浜田麻里といえば、88年ソウルオリンピックでNHKのテーマソングとして使われた「Heart and Soul」や、翌89年発売の「Return to Myself 〜しない、しない、ナツ。」のヒットを思い浮かべる人も多いだろう。でもアルバムデビューは83年。圧倒的な声域と声量、歌唱力と美貌を兼ね備えた女性HR/HMボーカリストとして認知され、絶大な人気を誇った。当時のHR/HMファンから見ると、前述の2曲はどちらかというと、浜田麻里らしいというより、一般ウケを狙ったポップス路線に見えたのだった1)。

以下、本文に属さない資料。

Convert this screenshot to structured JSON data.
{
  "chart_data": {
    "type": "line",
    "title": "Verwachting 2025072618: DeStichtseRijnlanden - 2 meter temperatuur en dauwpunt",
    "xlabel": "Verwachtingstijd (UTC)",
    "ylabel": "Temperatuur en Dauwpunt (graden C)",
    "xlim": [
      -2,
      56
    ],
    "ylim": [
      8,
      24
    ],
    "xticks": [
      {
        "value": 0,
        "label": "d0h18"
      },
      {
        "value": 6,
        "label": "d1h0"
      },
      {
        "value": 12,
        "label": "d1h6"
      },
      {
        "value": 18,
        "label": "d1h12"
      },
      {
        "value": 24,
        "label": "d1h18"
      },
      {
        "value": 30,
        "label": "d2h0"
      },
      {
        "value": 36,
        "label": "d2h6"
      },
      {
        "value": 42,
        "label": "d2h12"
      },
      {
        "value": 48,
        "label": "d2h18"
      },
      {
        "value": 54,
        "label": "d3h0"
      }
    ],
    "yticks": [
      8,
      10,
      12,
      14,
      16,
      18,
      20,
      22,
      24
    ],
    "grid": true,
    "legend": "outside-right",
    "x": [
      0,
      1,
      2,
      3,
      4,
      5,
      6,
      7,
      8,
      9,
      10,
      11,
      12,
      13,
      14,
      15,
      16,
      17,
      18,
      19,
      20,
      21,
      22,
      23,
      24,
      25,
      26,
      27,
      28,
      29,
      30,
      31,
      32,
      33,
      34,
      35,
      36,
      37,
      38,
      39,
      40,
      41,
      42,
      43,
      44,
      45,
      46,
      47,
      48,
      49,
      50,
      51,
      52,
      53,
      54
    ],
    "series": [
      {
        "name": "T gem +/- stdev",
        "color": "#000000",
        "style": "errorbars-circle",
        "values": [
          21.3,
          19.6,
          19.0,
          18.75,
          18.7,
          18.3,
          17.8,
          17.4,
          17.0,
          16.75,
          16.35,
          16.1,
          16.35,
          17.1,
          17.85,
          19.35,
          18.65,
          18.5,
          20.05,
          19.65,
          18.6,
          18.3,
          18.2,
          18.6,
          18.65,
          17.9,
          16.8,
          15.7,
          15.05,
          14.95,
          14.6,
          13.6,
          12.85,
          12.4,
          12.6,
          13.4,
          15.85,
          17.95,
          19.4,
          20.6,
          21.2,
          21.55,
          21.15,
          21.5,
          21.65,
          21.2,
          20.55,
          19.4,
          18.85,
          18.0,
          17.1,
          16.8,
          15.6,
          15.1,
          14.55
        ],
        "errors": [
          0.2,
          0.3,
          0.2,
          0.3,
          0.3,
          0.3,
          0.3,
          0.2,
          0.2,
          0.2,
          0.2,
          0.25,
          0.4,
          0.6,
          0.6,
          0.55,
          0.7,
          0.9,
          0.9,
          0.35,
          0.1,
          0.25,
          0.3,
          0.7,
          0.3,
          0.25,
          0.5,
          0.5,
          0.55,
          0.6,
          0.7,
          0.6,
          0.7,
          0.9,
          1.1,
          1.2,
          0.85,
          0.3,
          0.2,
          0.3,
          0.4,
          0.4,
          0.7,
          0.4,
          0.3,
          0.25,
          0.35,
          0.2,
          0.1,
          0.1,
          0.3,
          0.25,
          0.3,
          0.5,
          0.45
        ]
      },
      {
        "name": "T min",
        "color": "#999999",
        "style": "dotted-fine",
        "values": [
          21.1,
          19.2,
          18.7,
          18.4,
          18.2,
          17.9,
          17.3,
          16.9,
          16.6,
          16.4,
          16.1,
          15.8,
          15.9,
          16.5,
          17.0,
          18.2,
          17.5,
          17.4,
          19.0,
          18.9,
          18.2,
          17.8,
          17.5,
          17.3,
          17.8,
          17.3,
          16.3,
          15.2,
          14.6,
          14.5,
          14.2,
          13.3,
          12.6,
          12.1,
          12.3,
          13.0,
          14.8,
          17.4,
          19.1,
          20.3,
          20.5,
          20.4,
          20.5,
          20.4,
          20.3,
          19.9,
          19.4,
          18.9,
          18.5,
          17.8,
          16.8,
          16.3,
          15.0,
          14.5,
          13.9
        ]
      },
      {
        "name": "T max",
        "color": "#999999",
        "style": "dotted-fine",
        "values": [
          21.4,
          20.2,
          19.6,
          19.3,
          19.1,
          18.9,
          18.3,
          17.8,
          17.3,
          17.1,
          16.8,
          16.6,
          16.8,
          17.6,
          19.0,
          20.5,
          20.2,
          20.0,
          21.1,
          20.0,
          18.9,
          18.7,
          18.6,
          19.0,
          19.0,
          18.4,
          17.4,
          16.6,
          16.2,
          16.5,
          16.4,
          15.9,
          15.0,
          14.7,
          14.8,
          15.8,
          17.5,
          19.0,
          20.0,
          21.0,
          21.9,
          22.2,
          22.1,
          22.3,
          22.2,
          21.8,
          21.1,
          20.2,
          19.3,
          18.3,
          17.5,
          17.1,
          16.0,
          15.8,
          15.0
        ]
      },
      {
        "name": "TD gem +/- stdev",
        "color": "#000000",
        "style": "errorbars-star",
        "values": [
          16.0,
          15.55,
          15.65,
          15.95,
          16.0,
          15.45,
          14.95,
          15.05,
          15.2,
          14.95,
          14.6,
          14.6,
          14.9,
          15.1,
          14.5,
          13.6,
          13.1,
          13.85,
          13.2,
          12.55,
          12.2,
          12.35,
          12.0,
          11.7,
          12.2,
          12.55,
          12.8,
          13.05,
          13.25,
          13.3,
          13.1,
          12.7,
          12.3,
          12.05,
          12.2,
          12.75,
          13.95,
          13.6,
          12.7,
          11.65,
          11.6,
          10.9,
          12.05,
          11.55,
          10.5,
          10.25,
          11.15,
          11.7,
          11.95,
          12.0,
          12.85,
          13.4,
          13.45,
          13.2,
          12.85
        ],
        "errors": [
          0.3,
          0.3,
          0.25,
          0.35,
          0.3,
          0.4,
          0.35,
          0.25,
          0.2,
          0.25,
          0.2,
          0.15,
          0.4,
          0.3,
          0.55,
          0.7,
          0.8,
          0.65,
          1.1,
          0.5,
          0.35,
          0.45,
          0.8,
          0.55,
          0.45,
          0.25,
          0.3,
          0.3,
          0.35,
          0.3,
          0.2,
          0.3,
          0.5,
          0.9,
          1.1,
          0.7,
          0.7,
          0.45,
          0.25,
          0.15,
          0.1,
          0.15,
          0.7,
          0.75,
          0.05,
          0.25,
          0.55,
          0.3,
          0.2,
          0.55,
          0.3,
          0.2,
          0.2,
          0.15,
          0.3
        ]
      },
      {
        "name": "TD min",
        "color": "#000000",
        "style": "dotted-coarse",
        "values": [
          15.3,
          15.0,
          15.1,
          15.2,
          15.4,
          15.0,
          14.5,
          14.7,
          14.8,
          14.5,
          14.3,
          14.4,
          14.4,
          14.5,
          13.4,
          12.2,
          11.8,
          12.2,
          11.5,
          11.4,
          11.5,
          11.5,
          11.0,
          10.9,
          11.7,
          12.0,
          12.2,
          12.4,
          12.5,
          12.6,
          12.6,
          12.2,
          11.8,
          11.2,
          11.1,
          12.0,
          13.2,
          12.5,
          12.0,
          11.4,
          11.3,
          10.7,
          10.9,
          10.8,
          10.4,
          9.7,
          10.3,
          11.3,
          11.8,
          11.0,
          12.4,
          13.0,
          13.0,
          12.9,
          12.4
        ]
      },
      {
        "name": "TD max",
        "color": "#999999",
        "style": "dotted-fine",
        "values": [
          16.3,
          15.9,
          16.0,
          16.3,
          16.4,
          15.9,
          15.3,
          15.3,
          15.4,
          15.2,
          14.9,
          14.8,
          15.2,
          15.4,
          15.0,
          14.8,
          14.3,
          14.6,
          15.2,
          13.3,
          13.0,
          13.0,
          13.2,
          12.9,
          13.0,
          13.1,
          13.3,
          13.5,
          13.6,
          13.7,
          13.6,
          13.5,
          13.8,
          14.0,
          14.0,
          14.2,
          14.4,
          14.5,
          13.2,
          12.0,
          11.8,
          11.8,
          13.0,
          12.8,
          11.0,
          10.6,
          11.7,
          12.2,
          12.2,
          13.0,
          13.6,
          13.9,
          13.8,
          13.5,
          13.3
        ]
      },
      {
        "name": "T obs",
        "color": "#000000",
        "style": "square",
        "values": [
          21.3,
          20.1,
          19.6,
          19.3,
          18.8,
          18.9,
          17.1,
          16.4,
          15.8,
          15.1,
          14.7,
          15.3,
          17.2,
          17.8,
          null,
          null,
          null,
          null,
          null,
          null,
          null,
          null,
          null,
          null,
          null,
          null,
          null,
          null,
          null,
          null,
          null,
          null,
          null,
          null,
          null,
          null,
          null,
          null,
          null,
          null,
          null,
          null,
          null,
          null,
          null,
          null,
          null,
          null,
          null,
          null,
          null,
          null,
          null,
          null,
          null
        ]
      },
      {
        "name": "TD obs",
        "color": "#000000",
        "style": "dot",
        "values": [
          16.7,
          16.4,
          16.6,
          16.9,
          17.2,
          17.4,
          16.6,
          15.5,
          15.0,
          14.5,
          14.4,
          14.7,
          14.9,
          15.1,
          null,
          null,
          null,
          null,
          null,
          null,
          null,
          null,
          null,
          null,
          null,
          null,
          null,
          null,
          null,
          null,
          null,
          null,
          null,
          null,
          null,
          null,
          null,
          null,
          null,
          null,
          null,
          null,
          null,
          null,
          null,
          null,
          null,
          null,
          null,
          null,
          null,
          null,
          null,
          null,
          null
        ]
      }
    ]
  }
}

Blue Revolutionは、意外なことに彼女の初シングルで85年リリース。同名のアルバムからの先行シングルだったようだ。作曲はMake-Upのギター松沢浩明で、彼の高度な作曲センスが凝縮されている。レコーディングでのギターは、その後B’zでスーパースターに昇りつめる松本孝弘2)。アルバム全体を彼が弾いているが、Blue Revolutionでは、そのギターが冴え渡っていて、特にギター・ソロは、日本のHR/HM史上でもベストプレイに上げたいほど素晴らしい。スケール的にかなり緊張音(というかブルーノートというか)を織り交ぜたランニングフレーズ、絶妙なリズム感、ソロ中の中ダレを防ぐリフ的フレーズの組入れかた、正確なピッキング、曲全体との調和とどこをとっても完璧だと思う。後のB’zでの成功もなるほど納得のギタリストだ。
ボーカルは、伸びやかでパワフルな高音を聴かせる浜田麻里の真骨頂3)。今も全く衰え知らずなのは驚異的だ。ちなみにサビ部分のコーラス/バックボーカルでさらに高音でハモっているのは妹の浜田絵里。姉妹に与えられた声帯のすごさを思わずにはいられない。